Organizations need to think about the best approach to building and managing these stores, so they can deliver the agility needed by the business. Key questions include:
- How can we manage continuous data updates and merging these changes into Hive?
- How can we implement this approach without having to manually script these transformations and becoming resilient to source data structure changes?
- How can we implement an automated approach?
Consider the skill sets of the IT team, estimate the resources required, and develop a plan to either fully staff the project or use a technology that can reduce the skill and resource requirements without compromising the ability to deliver.
#4: Scale matters
Data ingestion processes should minimize any impact to your core transactional systems regardless of the increased data volumes and diversity of target systems.
When organizations have hundreds or thousands of data sources, that volume of data affects implementation time, development resources, ingestion pattern, the IT environment, maintainability, operations, management, governance, and control. Organizations find that automation reduces time and staff requirements, as the scaling considerations and management methods need to be the focus. Often the environmental issues create too many threads and derail progress. Laying the foundational tools and strategy first elevates that issue.
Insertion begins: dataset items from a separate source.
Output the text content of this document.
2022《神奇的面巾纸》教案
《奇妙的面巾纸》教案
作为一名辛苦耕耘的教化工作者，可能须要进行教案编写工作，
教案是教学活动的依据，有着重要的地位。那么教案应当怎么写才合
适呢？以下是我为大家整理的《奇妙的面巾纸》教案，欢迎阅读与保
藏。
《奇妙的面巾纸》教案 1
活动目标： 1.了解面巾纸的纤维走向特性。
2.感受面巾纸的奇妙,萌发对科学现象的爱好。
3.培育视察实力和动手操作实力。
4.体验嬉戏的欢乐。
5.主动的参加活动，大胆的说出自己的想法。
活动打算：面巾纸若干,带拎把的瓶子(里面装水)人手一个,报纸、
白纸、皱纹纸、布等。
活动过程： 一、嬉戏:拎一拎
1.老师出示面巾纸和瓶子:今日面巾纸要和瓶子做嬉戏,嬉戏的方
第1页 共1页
Other best practices include implementing an efficient ingestion process, avoiding software agent installs on each source system, and using a centralized task and source management system.
#5: Breadth matters
Data architects must plan for many sources, many targets, and hybrid or varying architectures. The most successful approach will standardize on one tool for data ingestion that is agnostic to the source and targets and can meet the needs both today and in the future. The solution should also be certified on the environments that you plan on deploying to ensure interoperability.
#6: Depth matters
Whenever possible, organizations should adopt specialized technologies to integrate data from mainframe, SAP, cloud, and other complex environments.
For example, enabling analytics on SAP-sourced data on external platforms requires the ability to access data through both the application and data layer to decode that data from SAP pool and cluster tables to provide both the right data and metadata needed for analytics. The solution must do this complex access and transformation based on deep knowledge of the SAP application portfolio.
Mainframe sources like VSAM and IMS provide similar challenges. Done right, the mainframe system will not need to install any agents or introduce any additional processing on the server and still provide the real-time change data capture and delivery.
By adhering to these six principles, enterprise IT organizations can more readily build an advanced cloud or hybrid architecture that supports both historical and real-time business analytics requirements. Advanced CDC data ingestion enables the onboarding of new sources quickly and the delivery of real-time analytics and business value from your data lake investments.